An very surprise the auctioneer told you that considering they usually will tell you anything to sell the house. Maybe they wanted it for themselves


----------



## iguana (30 Nov 2007)

beautfan said:


> Buying a repossessed house would not have any impact on your credit rating, I know this is the case in some other countries something to do with the debt staying with the property but that isn't the case here.

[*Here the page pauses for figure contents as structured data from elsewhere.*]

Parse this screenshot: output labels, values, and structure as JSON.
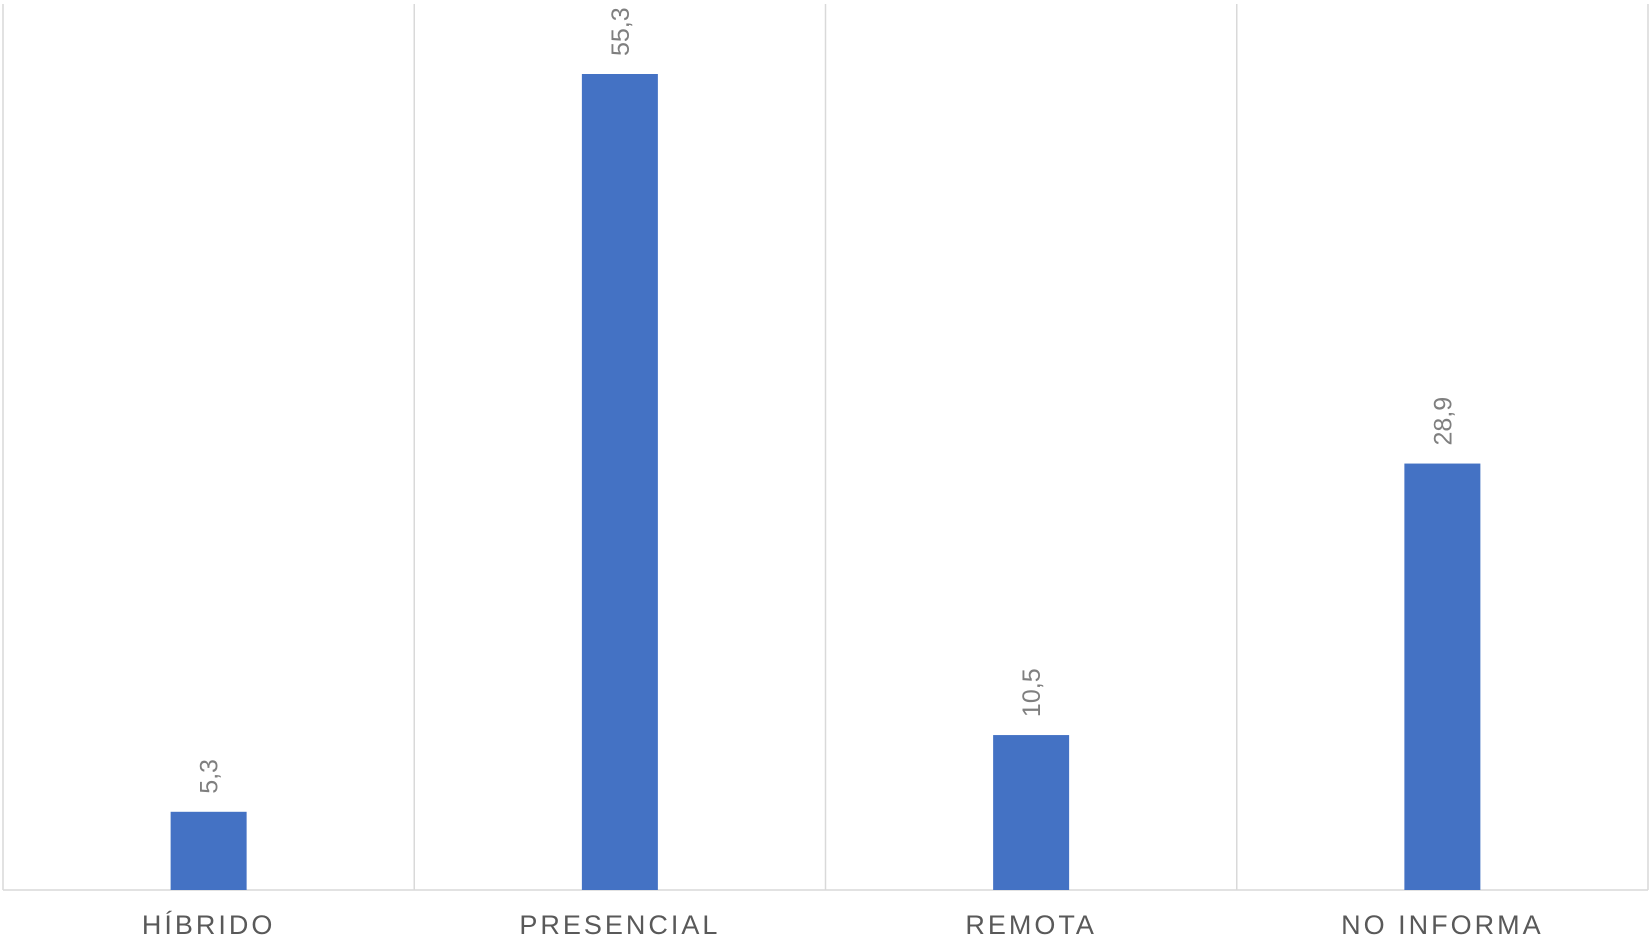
{
  "chart_data": {
    "type": "bar",
    "categories": [
      "HÍBRIDO",
      "PRESENCIAL",
      "REMOTA",
      "NO INFORMA"
    ],
    "values": [
      5.3,
      55.3,
      10.5,
      28.9
    ],
    "data_labels": [
      "5,3",
      "55,3",
      "10,5",
      "28,9"
    ],
    "title": "",
    "xlabel": "",
    "ylabel": "",
    "ylim": [
      0,
      60
    ],
    "grid": "vertical category separators",
    "legend": "none",
    "bar_color": "#4472C4",
    "gridline_color": "#D9D9D9",
    "category_label_color": "#595959",
    "data_label_color": "#7F7F7F"
  }
}
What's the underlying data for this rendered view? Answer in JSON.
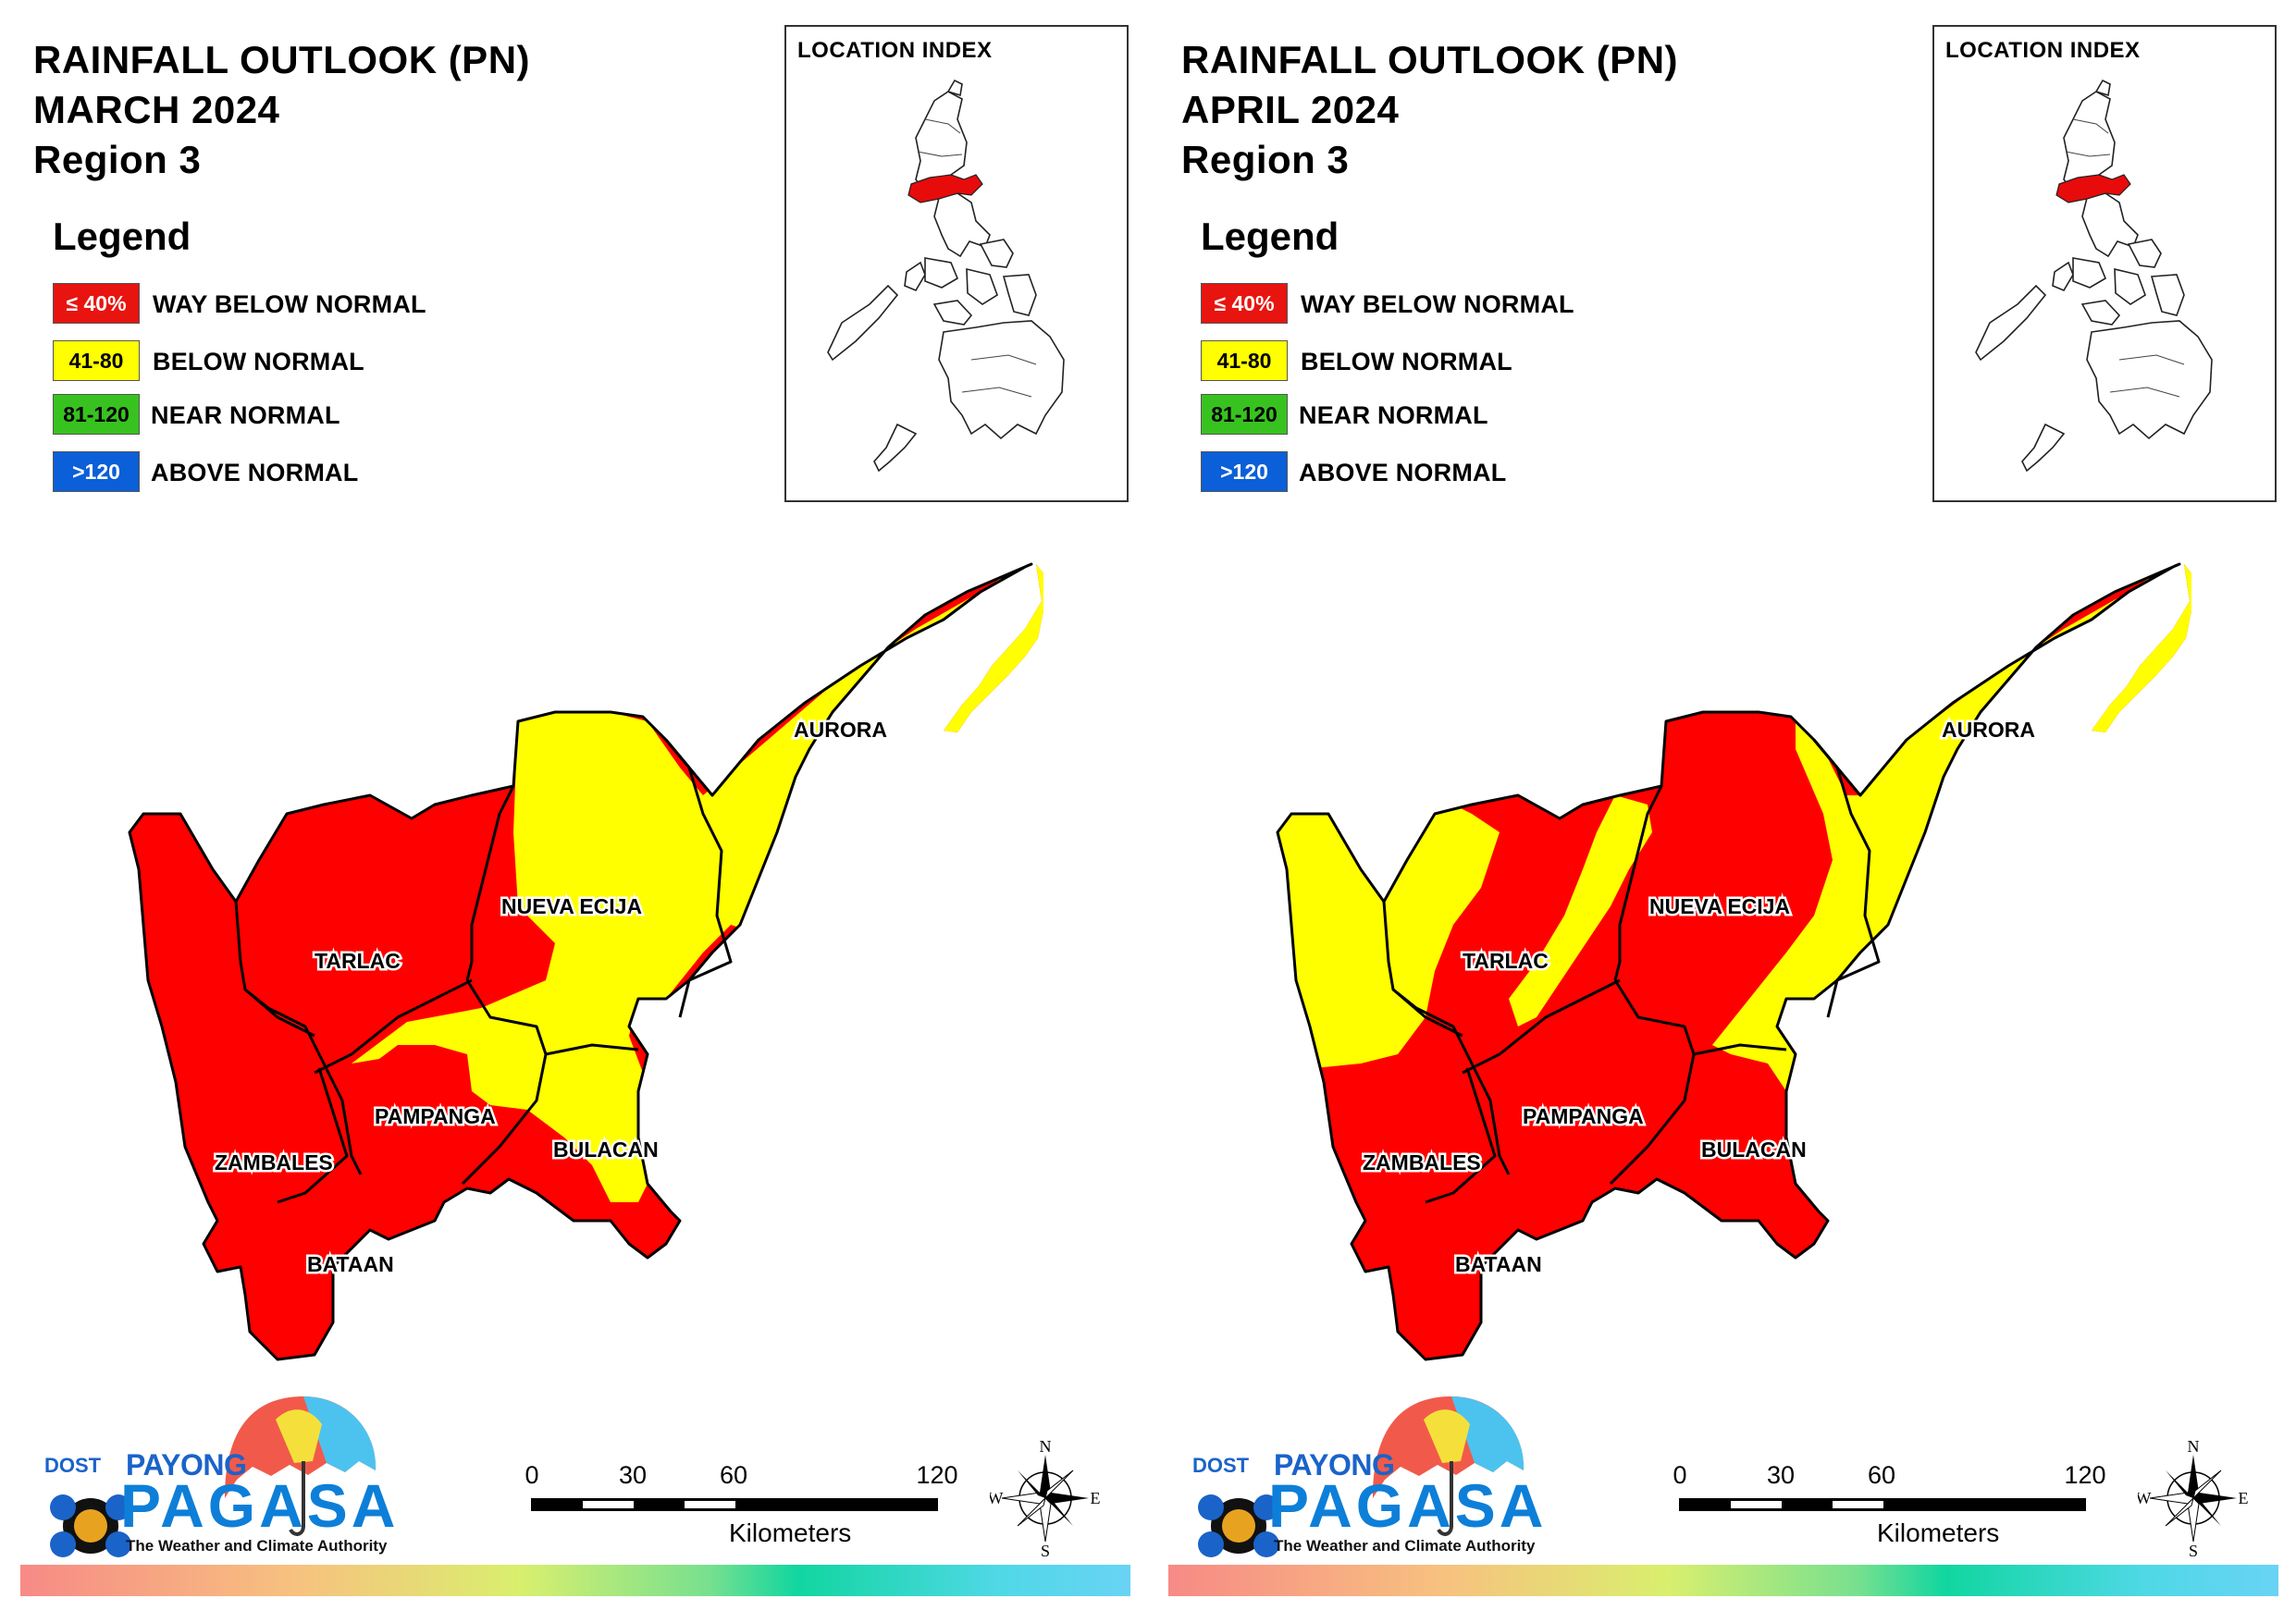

Experian and Equifax are both used in Ireland, and they have both been known to attach bad debts to the address.  You can get it removed, but it does happen.  Plus that if the previous owners have bailiffs after them they could very easily turn up at your door.


----------



## pc7 (30 Nov 2007)

maybe foxylady, it was a number of years ago and was going for auction, my bf went to that and it went for big money it was a great house


----------



## beautfan (30 Nov 2007)

Thats interesting iguana - I'd like to know.  I would hope when you buy a house that its yours and no one else.  I know when buying abroad in some countries you need to make sure there are no debts attached to the property but never heard of that here.


----------



## johni (30 Nov 2007)

id buy any house if i thought i was getting a good deal . repossessed or not


----------



## Newby (7 Jan 2008)

Thanks for the replies guys/gals. The original question was asked from the point of view of knowing all the facts surrounding a house - good, bad or indifferent. If the fact that a house is repossessed from an unfortunate individual or via the CAB then I'd rather know. Obviously if you were interested in such a house and were aware of its repossessed status it may impact on the price you offer.


----------



## carrielou (1 Apr 2008)

Brendan said:


> In practice, there have been very few repossessions in Ireland.
> 
> Courts are slow to grant repossession orders and even when they do, they tend to put a 6 month stay on the order. The owner thus has plenty of time to sell the house and pay off the mortgage.
> 
> Brendan


 
Do u happen to know what exactly happens if the owner does not manage to sell the property within the stay of 6 months. Do they have to move out by that 6 month time period or what is the procedure.


----------